Ma’am, I’m going to have to call security
- It was not a great month for Microsoft security. Orca Security, forever the Microsoft tattletale, disclosed two vulnerabilities in Azure Bastion and Azure Container Registry.
- An Azure Portal outage affected 77% of users due to a DDoS attack led by the hacker Anonymous Sudan. But before you’re all like, stop being a jerk Sudan, it was actually Russia. ::Feigns shock::
- Then, a Chinese cyber-espionage group known as Storm-0558 breached the emails of 25 organizations, INCLUDING the US State and Commerce Department. And Microsoft still doesn’t know how they got a hold of the keys they used to access an inactive Microsoft account.

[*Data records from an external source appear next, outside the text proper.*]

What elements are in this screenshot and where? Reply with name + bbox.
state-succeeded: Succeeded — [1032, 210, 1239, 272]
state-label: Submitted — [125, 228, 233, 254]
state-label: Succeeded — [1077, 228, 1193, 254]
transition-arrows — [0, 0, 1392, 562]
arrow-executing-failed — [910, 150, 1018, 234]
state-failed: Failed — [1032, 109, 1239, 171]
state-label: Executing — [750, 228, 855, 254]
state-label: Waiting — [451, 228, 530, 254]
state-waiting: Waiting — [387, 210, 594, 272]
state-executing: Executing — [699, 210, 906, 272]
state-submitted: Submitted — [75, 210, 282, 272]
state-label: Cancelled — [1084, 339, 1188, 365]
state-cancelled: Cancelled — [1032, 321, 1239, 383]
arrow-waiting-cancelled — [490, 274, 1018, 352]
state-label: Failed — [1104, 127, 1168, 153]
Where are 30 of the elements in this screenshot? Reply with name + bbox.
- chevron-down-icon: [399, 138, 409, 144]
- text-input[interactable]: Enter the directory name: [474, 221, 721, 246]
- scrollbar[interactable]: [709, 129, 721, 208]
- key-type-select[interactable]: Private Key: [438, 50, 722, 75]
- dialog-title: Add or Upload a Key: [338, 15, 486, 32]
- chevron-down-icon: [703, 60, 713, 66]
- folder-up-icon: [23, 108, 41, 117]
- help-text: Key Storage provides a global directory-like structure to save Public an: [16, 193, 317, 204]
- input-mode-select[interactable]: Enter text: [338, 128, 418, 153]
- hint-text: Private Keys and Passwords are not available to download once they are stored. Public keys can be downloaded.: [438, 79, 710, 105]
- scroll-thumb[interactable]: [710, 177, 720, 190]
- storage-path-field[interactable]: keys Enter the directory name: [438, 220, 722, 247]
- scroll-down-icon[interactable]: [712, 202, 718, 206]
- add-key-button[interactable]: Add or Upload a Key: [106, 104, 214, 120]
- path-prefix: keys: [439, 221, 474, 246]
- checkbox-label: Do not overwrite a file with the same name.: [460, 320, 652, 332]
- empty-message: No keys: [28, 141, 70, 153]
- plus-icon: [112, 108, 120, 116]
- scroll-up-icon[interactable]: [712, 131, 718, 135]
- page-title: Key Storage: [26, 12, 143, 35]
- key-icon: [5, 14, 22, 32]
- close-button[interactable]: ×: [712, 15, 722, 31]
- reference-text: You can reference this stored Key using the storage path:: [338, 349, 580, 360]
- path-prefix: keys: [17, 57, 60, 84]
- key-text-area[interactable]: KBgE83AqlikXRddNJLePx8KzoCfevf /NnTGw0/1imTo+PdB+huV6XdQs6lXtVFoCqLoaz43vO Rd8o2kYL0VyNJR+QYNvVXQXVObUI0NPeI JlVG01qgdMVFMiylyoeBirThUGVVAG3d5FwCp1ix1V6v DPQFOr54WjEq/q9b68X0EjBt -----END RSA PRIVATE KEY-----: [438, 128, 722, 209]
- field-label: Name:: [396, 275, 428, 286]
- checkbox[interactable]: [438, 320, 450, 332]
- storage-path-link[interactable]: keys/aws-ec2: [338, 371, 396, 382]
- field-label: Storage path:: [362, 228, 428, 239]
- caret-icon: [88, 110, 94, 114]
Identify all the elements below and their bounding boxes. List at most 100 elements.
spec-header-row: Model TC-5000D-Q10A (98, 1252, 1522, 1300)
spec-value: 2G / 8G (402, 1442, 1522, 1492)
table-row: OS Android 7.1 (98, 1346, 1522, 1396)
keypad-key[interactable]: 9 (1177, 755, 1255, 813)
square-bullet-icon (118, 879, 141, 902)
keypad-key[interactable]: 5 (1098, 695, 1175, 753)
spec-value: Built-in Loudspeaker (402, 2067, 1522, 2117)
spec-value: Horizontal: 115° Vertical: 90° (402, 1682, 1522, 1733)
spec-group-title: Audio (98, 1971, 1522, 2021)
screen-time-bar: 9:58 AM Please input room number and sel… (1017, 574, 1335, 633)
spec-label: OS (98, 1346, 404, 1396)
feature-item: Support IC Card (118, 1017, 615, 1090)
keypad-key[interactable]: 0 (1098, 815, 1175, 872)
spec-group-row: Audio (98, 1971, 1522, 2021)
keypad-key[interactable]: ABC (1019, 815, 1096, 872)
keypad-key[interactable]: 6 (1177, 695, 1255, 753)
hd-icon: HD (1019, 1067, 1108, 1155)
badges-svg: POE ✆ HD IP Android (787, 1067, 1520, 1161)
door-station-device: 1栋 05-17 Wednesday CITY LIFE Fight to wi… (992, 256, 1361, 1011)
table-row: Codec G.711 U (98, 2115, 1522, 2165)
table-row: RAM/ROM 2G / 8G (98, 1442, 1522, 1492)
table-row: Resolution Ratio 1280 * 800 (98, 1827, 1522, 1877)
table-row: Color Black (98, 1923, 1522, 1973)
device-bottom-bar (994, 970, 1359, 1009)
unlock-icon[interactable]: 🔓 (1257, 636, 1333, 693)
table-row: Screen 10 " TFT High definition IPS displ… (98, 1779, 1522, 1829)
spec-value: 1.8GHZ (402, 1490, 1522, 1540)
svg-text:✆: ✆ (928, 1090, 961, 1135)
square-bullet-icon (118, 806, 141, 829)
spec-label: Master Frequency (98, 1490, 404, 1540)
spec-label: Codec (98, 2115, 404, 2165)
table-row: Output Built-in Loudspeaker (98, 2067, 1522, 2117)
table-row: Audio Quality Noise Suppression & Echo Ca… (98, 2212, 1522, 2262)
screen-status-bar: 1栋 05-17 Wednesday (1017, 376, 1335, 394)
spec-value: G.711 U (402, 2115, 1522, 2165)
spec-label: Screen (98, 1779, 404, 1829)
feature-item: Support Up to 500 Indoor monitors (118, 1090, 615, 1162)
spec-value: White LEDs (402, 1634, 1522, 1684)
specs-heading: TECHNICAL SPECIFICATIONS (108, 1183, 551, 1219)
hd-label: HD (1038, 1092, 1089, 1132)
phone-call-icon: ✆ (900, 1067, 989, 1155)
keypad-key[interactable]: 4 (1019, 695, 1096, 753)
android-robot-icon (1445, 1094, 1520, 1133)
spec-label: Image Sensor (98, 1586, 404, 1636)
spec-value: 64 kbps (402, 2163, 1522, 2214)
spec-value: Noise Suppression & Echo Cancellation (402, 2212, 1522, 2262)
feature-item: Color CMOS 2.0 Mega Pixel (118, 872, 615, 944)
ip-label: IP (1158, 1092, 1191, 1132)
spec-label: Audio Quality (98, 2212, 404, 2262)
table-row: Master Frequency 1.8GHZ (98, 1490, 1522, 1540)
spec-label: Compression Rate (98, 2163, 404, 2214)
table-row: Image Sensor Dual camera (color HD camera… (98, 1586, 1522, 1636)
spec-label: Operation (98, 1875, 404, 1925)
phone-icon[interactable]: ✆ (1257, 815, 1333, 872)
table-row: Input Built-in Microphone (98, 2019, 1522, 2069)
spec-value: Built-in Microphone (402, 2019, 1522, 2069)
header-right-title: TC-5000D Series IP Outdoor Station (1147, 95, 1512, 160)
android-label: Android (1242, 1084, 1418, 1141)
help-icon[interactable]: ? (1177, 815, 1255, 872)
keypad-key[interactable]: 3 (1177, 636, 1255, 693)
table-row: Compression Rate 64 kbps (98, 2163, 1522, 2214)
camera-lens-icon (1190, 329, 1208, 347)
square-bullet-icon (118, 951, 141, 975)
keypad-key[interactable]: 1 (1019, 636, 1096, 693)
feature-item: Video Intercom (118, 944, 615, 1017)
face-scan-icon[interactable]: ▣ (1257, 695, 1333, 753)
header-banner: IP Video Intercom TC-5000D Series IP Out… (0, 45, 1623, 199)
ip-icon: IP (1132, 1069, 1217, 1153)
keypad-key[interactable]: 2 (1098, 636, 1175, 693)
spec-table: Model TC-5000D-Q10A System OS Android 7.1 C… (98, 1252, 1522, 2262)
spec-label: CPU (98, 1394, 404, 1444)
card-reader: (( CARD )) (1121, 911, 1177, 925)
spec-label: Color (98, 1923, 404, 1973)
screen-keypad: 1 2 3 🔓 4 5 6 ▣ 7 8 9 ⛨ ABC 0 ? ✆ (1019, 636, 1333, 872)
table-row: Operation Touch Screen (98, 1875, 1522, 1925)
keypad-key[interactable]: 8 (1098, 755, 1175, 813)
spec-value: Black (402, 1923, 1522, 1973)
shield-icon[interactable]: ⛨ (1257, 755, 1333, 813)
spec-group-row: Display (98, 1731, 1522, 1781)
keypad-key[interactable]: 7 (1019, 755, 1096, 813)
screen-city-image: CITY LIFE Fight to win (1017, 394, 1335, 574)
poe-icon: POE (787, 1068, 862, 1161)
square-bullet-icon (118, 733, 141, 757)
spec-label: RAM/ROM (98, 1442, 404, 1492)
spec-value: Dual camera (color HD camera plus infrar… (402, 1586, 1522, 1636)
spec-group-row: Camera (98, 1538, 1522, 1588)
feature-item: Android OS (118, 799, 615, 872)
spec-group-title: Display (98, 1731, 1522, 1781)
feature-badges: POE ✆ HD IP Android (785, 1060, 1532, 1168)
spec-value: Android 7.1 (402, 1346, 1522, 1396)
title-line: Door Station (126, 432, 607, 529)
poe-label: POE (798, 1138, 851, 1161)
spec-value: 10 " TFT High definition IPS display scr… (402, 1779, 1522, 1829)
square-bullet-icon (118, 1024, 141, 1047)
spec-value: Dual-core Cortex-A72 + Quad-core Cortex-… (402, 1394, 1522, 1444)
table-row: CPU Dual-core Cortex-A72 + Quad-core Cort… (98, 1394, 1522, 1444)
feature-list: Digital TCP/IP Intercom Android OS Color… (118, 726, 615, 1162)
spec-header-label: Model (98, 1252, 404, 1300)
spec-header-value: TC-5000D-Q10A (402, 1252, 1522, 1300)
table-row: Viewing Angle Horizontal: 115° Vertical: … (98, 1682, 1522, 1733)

- THEN, Microsoft admitted that a Russian cybercrime group called RomCom exploited a vulnerability that is YET TO BE PATCHED in a phishing attack against organizations attending the NATO Summit. The phishing attack “deployed payloads called RomCom Backdoor” which just…takes on a whole different vibe.
Best Friends Forever
- AWS
- Multimodal synthetic data generation platform Gretel is now on AWS Marketplace. Can you imagine how boring a marriage to someone would be who works at a multimodal synthetic data generation platform company? I would DREAD the obligatory “what happened at work today?” question. Ugh, prepare my gallows.
- Planetscale, a serverless database management company, has joined the AWS ISV Accelerate program.
- Digital product engineering company Simform has achieved SaaS competency status with AWS.
- Snowflake achieved the US Department of Defense Impact Level 4 Authorization on AWS GovCloud. Sounds scary! Do they get to see Area 51, or what? If not, then ignore this news because it doesn’t matter.
- Microsoft
- Vector database company Pinecone is now available on Microsoft Azure.
- UK-based Sandbox provider NayaOne has arrived on Azure. It helps banks to accelerate solution discovery, prototyping, and scaling.
- Whatfix, a digital adoptions platform, is now listed on Azure Marketplace.
- Mobile app defense company Appdome has integrated its Cyber Defense Automation Platform with Microsoft Azure DevOps.
Miscellany
- TCS is training 25,000 of its engineers to certify them in Azure OpenAI.